Panorama MediClinic and University of Stellenbosch, Cape Town, South Africa.
Climacteric. 2009;12 Suppl 1:108-11. doi: 10.1080/13697130903010953.
Selective estrogen receptor modulators (SERMs) have offered the promise of reducing the burden of coronary artery disease (CAD) in postmenopausal women, based on the positive effects recorded on intermediate markers (blood lipids and markers of inflammation). The effects of raloxifene, bazedoxifene and lasofoxifene on cardiovascular endpoint markers are presented as reported in recent, randomized, controlled trials. Raloxifene failed to significantly lower the risk of CAD in postmenopausal osteoporotic women, without any effect on stroke or early harm, but doubling the risk of venous thromboembolism. The risk of CAD was lowered in a subgroup of patients at risk of CAD. In a large randomized, controlled trial with CAD as the primary endpoint in patients at risk of CAD, raloxifene failed to significantly reduce CAD, while significantly increasing the incidence of fatal stroke and venous thromboembolism. Bazedoxifene, in an osteoporosis trial, had similar effects on the cardiovascular system when compared to raloxifene.

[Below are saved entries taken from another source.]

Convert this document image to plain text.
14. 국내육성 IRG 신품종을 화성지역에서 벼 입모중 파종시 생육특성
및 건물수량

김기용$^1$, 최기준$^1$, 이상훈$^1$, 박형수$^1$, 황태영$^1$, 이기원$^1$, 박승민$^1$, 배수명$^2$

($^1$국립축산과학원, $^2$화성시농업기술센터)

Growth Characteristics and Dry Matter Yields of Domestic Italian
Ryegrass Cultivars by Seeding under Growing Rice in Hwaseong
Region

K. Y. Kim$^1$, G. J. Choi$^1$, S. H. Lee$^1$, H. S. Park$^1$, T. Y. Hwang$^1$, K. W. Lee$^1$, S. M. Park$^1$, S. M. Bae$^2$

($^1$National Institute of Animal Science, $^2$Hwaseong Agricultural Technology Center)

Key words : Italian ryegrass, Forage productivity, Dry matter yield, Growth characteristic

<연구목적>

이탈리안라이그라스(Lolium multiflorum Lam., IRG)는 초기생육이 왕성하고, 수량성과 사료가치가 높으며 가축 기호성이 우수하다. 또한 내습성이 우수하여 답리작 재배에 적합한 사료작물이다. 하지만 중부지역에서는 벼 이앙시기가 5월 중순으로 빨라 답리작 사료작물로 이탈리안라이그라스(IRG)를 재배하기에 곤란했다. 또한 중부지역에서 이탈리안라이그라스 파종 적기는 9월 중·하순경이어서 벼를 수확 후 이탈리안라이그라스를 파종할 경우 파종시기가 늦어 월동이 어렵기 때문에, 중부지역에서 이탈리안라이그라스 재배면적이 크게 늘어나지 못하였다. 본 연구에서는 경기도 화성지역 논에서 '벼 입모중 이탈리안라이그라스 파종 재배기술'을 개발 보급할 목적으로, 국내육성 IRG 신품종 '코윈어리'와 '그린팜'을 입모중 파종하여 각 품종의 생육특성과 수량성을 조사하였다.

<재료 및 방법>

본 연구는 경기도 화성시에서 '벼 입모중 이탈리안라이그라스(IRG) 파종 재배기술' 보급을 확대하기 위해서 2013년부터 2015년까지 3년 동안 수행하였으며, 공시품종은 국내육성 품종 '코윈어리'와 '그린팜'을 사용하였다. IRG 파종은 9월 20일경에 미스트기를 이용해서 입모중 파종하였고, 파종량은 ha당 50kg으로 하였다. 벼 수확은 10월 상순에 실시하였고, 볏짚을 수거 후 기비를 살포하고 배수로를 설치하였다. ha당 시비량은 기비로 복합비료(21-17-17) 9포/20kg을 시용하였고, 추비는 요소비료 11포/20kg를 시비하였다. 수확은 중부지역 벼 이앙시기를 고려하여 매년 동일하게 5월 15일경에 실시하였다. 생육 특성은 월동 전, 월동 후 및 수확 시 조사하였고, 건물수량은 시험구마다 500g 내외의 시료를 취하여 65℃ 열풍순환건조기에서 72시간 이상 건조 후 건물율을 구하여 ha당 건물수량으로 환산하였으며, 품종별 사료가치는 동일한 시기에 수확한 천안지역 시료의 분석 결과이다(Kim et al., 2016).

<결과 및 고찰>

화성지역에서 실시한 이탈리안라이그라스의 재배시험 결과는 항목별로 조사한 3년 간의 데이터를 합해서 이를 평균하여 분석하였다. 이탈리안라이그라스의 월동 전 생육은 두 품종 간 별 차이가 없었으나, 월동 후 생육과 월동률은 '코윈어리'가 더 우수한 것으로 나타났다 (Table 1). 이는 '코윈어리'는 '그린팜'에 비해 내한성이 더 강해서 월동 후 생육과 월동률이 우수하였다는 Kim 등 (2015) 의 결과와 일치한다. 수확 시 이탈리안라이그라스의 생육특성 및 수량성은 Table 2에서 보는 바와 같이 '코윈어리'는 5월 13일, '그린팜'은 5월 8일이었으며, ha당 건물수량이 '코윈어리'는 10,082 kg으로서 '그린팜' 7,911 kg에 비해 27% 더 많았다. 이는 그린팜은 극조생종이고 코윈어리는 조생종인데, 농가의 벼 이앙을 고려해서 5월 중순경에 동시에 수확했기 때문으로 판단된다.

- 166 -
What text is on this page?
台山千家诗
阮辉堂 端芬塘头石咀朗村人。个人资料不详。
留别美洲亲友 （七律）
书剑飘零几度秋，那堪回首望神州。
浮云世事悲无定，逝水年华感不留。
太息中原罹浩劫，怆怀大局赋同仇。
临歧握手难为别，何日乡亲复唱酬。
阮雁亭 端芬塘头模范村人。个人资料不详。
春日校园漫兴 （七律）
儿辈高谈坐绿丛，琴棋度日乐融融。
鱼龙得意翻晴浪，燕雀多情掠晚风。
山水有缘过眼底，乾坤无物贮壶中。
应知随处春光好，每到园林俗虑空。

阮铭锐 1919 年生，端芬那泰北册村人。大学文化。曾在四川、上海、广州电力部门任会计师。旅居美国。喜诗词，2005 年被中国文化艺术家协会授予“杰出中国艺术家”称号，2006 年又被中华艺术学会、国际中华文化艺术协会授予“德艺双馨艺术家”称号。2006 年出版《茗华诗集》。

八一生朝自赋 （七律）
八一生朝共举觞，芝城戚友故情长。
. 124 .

Lasofoxifene has only been studied in postmenopausal osteoporotic women in the PEARL trial. Lasofoxifene reduced the risk of coronary heart disease events as well as the risk of stroke, while the risk of deep vein thrombosis remained in line with other SERMs. These results will need to be confirmed in a study with primary cardiovascular endpoints. Until then, it is unlikely that SERMs will play a major role in strategies aimed at the prevention of coronary heart disease in postmenopausal women.
选择性雌激素受体调节剂 (SERMs) 有望减轻绝经后妇女患冠心病 (CAD) 的负担,这是基于其对中间标志物(血脂和炎症标志物)的积极影响。本文介绍了雷洛昔芬、巴多昔芬和拉索昔芬对心血管终点标志物的影响,这些影响是根据最近的随机对照试验报告的。雷洛昔芬未能显著降低绝经后骨质疏松妇女患 CAD 的风险,对中风或早期危害没有影响,但使静脉血栓栓塞的风险增加了一倍。在有 CAD 风险的患者亚组中,CAD 的风险降低。在一项以 CAD 为主要终点的大型随机对照试验中,有 CAD 风险的患者中,雷洛昔芬未能显著降低 CAD 的发生率,同时显著增加了致命性中风和静脉血栓栓塞的发生率。与雷洛昔芬相比,巴多昔芬在骨质疏松症试验中对心血管系统也有类似的影响。拉索昔芬仅在 PEARL 试验中对绝经后骨质疏松症妇女进行了研究。拉索昔芬降低了冠心病事件的风险和中风的风险,而深静脉血栓形成的风险与其他 SERMs 一致。这些结果需要在一项以主要心血管终点为研究目标的研究中得到证实。在此之前,SERMs 不太可能在旨在预防绝经后妇女冠心病的策略中发挥主要作用。